Part 2: Process Asynchronous PnL Callbacks with Caching
Constraints
- 0 <= len(row_filters) <= 50
- 1 <= times_count <= 30
- 0 <= len(operations) <= 30000
- row_filters contains distinct integers
- Each ADD uses a unique trade_id; if duplicates appear, only the first ADD matters
- For every ADD, tags contains distinct integers
- For every RESOLVE, 0 <= time_idx < times_count
- If the same (trade_id, time_idx) appears multiple times in RESOLVE operations, only the first one should affect the answer
Examples
Input: ([1, 2], 3, [('ADD', 'A', [1, 2]), ('VIEW',), ('RESOLVE', 'A', 0, 5), ('RESOLVE', 'A', 2, 9), ('VIEW',), ('SET_GLOBAL', 2), ('VIEW',), ('ADD', 'B', [2]), ('RESOLVE', 'B', 1, 4), ('VIEW',)])
Expected Output: [[[0, 0, 0], [0, 0, 0]], [[5, 0, 9], [5, 0, 9]], [[5, 0, 9], [5, 0, 9]], [[5, 0, 9], [5, 4, 9]]]
Explanation: Before any RESOLVE calls, the table is all zeros. Later callbacks update the exact cells they affect.
Input: ([1], 2, [('ADD', 'X', [9]), ('RESOLVE', 'X', 0, 7), ('VIEW',), ('SET_GLOBAL', 9), ('VIEW',)])
Expected Output: [[[0, 0]], [[0, 0]]]
Explanation: Edge case: the trade never matches row filter 1, so even resolved values do not appear in the table.
Input: ([1, 2, 3], 2, [('ADD', 'A', [1, 3]), ('ADD', 'B', [2]), ('RESOLVE', 'A', 1, 4), ('SET_GLOBAL', 3), ('VIEW',), ('RESOLVE', 'B', 0, 5), ('VIEW',), ('SET_GLOBAL', None), ('VIEW',)])
Expected Output: [[[0, 4], [0, 0], [0, 4]], [[0, 4], [0, 0], [0, 4]], [[0, 4], [5, 0], [0, 4]]]
Explanation: Trade B does not have tag 3, so its resolved value is invisible while the global filter is 3.
Input: ([1, 2], 1, [('ADD', 'A', [1, 2]), ('RESOLVE', 'A', 0, 3), ('RESOLVE', 'A', 0, 99), ('VIEW',), ('SET_GLOBAL', 2), ('VIEW',)])

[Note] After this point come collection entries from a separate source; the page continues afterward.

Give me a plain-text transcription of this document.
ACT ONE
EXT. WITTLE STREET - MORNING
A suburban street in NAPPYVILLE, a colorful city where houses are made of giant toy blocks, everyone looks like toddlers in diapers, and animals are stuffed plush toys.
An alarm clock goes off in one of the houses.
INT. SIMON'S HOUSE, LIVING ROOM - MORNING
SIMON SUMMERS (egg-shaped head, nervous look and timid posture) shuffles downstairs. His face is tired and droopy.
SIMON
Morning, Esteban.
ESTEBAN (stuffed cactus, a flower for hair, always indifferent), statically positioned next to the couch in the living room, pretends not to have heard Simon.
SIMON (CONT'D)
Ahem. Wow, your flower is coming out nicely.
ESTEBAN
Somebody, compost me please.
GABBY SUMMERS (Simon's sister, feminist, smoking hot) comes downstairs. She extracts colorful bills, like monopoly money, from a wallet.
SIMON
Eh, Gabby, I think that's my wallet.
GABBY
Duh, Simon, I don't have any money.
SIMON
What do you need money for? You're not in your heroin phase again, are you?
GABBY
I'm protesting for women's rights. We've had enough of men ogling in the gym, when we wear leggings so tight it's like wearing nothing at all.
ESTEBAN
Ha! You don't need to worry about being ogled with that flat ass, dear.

Expected Output: [[[3], [3]], [[3], [3]]]
Explanation: Edge case: the second RESOLVE for the same (trade_id, time_idx) is ignored because the value is already cached.
Hints
- Store each trade's tag set when the trade is added. Then when one callback arrives, you can immediately update every row/global aggregate that this single value affects.
- Use a seen set for (trade_id, time_idx) so duplicate callbacks do not corrupt the totals.